Consequently, major CBD public company Charlotte’s Web recently blamed weak sales on “a lack of regulatory direction” from the FDA. The company’s CEO said this on their latest earnings call: “Full revenue growth potential… remains dampened due to a lack of regulatory clarity for ingestible CBD products.”
#3: Moreover, reigniting interest in CBD will require better consumer education and a regulatory framework so that people understand what they are ingesting, if it is safe, and how much they should take. Because CBD was illegal prior to this year, there’s not much research to back up claims that it has therapeutic benefits. The best form of approval it has received thus far was when the FDA approved GW Pharmaceuticals’ CBD medication Epidiolex last year, which treats two rare forms of childhood epilepsy.

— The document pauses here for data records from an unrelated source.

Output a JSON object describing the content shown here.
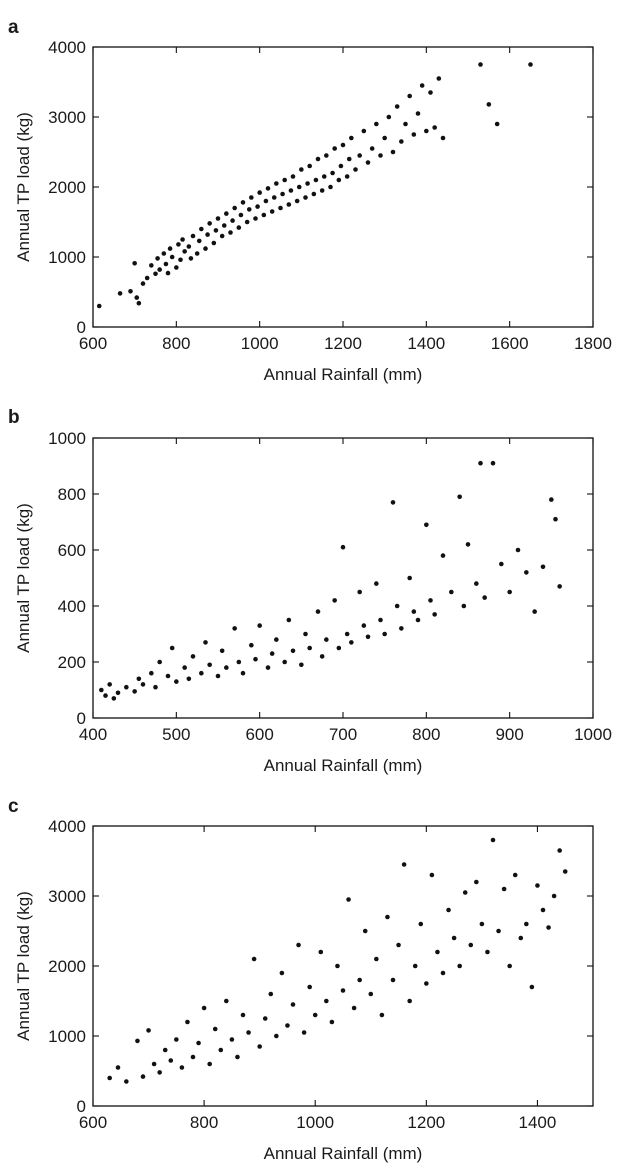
{
  "chart_data": [
    {
      "panel": "a",
      "type": "scatter",
      "xlabel": "Annual Rainfall (mm)",
      "ylabel": "Annual TP load (kg)",
      "xlim": [
        600,
        1800
      ],
      "ylim": [
        0,
        4000
      ],
      "xticks": [
        600,
        800,
        1000,
        1200,
        1400,
        1600,
        1800
      ],
      "yticks": [
        0,
        1000,
        2000,
        3000,
        4000
      ],
      "grid": false,
      "color": "#111111",
      "series": [
        {
          "x": [
            615,
            665,
            690,
            700,
            705,
            710,
            720,
            730,
            740,
            750,
            755,
            760,
            770,
            775,
            780,
            785,
            790,
            800,
            805,
            810,
            815,
            820,
            830,
            835,
            840,
            850,
            855,
            860,
            870,
            875,
            880,
            890,
            895,
            900,
            910,
            915,
            920,
            930,
            935,
            940,
            950,
            955,
            960,
            970,
            975,
            980,
            990,
            995,
            1000,
            1010,
            1015,
            1020,
            1030,
            1035,
            1040,
            1050,
            1055,
            1060,
            1070,
            1075,
            1080,
            1090,
            1095,
            1100,
            1110,
            1115,
            1120,
            1130,
            1135,
            1140,
            1150,
            1155,
            1160,
            1170,
            1175,
            1180,
            1190,
            1195,
            1200,
            1210,
            1215,
            1220,
            1230,
            1240,
            1250,
            1260,
            1270,
            1280,
            1290,
            1300,
            1310,
            1320,
            1330,
            1340,
            1350,
            1360,
            1370,
            1380,
            1390,
            1400,
            1410,
            1420,
            1430,
            1440,
            1530,
            1550,
            1570,
            1650
          ],
          "y": [
            300,
            480,
            510,
            910,
            420,
            340,
            620,
            700,
            880,
            760,
            980,
            820,
            1050,
            900,
            770,
            1120,
            1000,
            850,
            1180,
            960,
            1250,
            1080,
            1150,
            980,
            1300,
            1050,
            1230,
            1400,
            1120,
            1320,
            1480,
            1200,
            1380,
            1550,
            1300,
            1450,
            1620,
            1350,
            1520,
            1700,
            1420,
            1600,
            1780,
            1500,
            1680,
            1850,
            1550,
            1720,
            1920,
            1600,
            1800,
            1980,
            1650,
            1850,
            2050,
            1700,
            1900,
            2100,
            1750,
            1950,
            2150,
            1800,
            2000,
            2250,
            1850,
            2050,
            2300,
            1900,
            2100,
            2400,
            1950,
            2150,
            2450,
            2000,
            2200,
            2550,
            2100,
            2300,
            2600,
            2150,
            2400,
            2700,
            2250,
            2450,
            2800,
            2350,
            2550,
            2900,
            2450,
            2700,
            3000,
            2500,
            3150,
            2650,
            2900,
            3300,
            2750,
            3050,
            3450,
            2800,
            3350,
            2850,
            3550,
            2700,
            3750,
            3180,
            2900,
            3750
          ]
        }
      ]
    },
    {
      "panel": "b",
      "type": "scatter",
      "xlabel": "Annual Rainfall (mm)",
      "ylabel": "Annual TP load (kg)",
      "xlim": [
        400,
        1000
      ],
      "ylim": [
        0,
        1000
      ],
      "xticks": [
        400,
        500,
        600,
        700,
        800,
        900,
        1000
      ],
      "yticks": [
        0,
        200,
        400,
        600,
        800,
        1000
      ],
      "grid": false,
      "color": "#111111",
      "series": [
        {
          "x": [
            410,
            415,
            420,
            425,
            430,
            440,
            450,
            455,
            460,
            470,
            475,
            480,
            490,
            495,
            500,
            510,
            515,
            520,
            530,
            535,
            540,
            550,
            555,
            560,
            570,
            575,
            580,
            590,
            595,
            600,
            610,
            615,
            620,
            630,
            635,
            640,
            650,
            655,
            660,
            670,
            675,
            680,
            690,
            695,
            700,
            705,
            710,
            720,
            725,
            730,
            740,
            745,
            750,
            760,
            765,
            770,
            780,
            785,
            790,
            800,
            805,
            810,
            820,
            830,
            840,
            845,
            850,
            860,
            865,
            870,
            880,
            890,
            900,
            910,
            920,
            930,
            940,
            950,
            955,
            960
          ],
          "y": [
            100,
            80,
            120,
            70,
            90,
            110,
            95,
            140,
            120,
            160,
            110,
            200,
            150,
            250,
            130,
            180,
            140,
            220,
            160,
            270,
            190,
            150,
            240,
            180,
            320,
            200,
            160,
            260,
            210,
            330,
            180,
            230,
            280,
            200,
            350,
            240,
            190,
            300,
            250,
            380,
            220,
            280,
            420,
            250,
            610,
            300,
            270,
            450,
            330,
            290,
            480,
            350,
            300,
            770,
            400,
            320,
            500,
            380,
            350,
            690,
            420,
            370,
            580,
            450,
            790,
            400,
            620,
            480,
            910,
            430,
            910,
            550,
            450,
            600,
            520,
            380,
            540,
            780,
            710,
            470
          ]
        }
      ]
    },
    {
      "panel": "c",
      "type": "scatter",
      "xlabel": "Annual Rainfall (mm)",
      "ylabel": "Annual TP load (kg)",
      "xlim": [
        600,
        1500
      ],
      "ylim": [
        0,
        4000
      ],
      "xticks": [
        600,
        800,
        1000,
        1200,
        1400
      ],
      "yticks": [
        0,
        1000,
        2000,
        3000,
        4000
      ],
      "grid": false,
      "color": "#111111",
      "series": [
        {
          "x": [
            630,
            645,
            660,
            680,
            690,
            700,
            710,
            720,
            730,
            740,
            750,
            760,
            770,
            780,
            790,
            800,
            810,
            820,
            830,
            840,
            850,
            860,
            870,
            880,
            890,
            900,
            910,
            920,
            930,
            940,
            950,
            960,
            970,
            980,
            990,
            1000,
            1010,
            1020,
            1030,
            1040,
            1050,
            1060,
            1070,
            1080,
            1090,
            1100,
            1110,
            1120,
            1130,
            1140,
            1150,
            1160,
            1170,
            1180,
            1190,
            1200,
            1210,
            1220,
            1230,
            1240,
            1250,
            1260,
            1270,
            1280,
            1290,
            1300,
            1310,
            1320,
            1330,
            1340,
            1350,
            1360,
            1370,
            1380,
            1390,
            1400,
            1410,
            1420,
            1430,
            1440,
            1450
          ],
          "y": [
            400,
            550,
            350,
            930,
            420,
            1080,
            600,
            480,
            800,
            650,
            950,
            550,
            1200,
            700,
            900,
            1400,
            600,
            1100,
            800,
            1500,
            950,
            700,
            1300,
            1050,
            2100,
            850,
            1250,
            1600,
            1000,
            1900,
            1150,
            1450,
            2300,
            1050,
            1700,
            1300,
            2200,
            1500,
            1200,
            2000,
            1650,
            2950,
            1400,
            1800,
            2500,
            1600,
            2100,
            1300,
            2700,
            1800,
            2300,
            3450,
            1500,
            2000,
            2600,
            1750,
            3300,
            2200,
            1900,
            2800,
            2400,
            2000,
            3050,
            2300,
            3200,
            2600,
            2200,
            3800,
            2500,
            3100,
            2000,
            3300,
            2400,
            2600,
            1700,
            3150,
            2800,
            2550,
            3000,
            3650,
            3350
          ]
        }
      ]
    }
  ]
}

Bottom line: search interest from earlier this year shows millions of Americans were somewhat interested in CBD, even more than other popular alternative health topics at that time. That said, the hype has since worn off. Even still, should CBD have the therapeutic benefits that people claim, the compound could have an even bigger total addressable market than marijuana given that it is non-psychoactive. It could also have a meaningful substitution effect on everything from medicine to beverages.
The caveat: just like we reiterate 2020 is an important year to revitalize public marijuana stocks with greater recreational pot legalization, the same goes for the CBD market.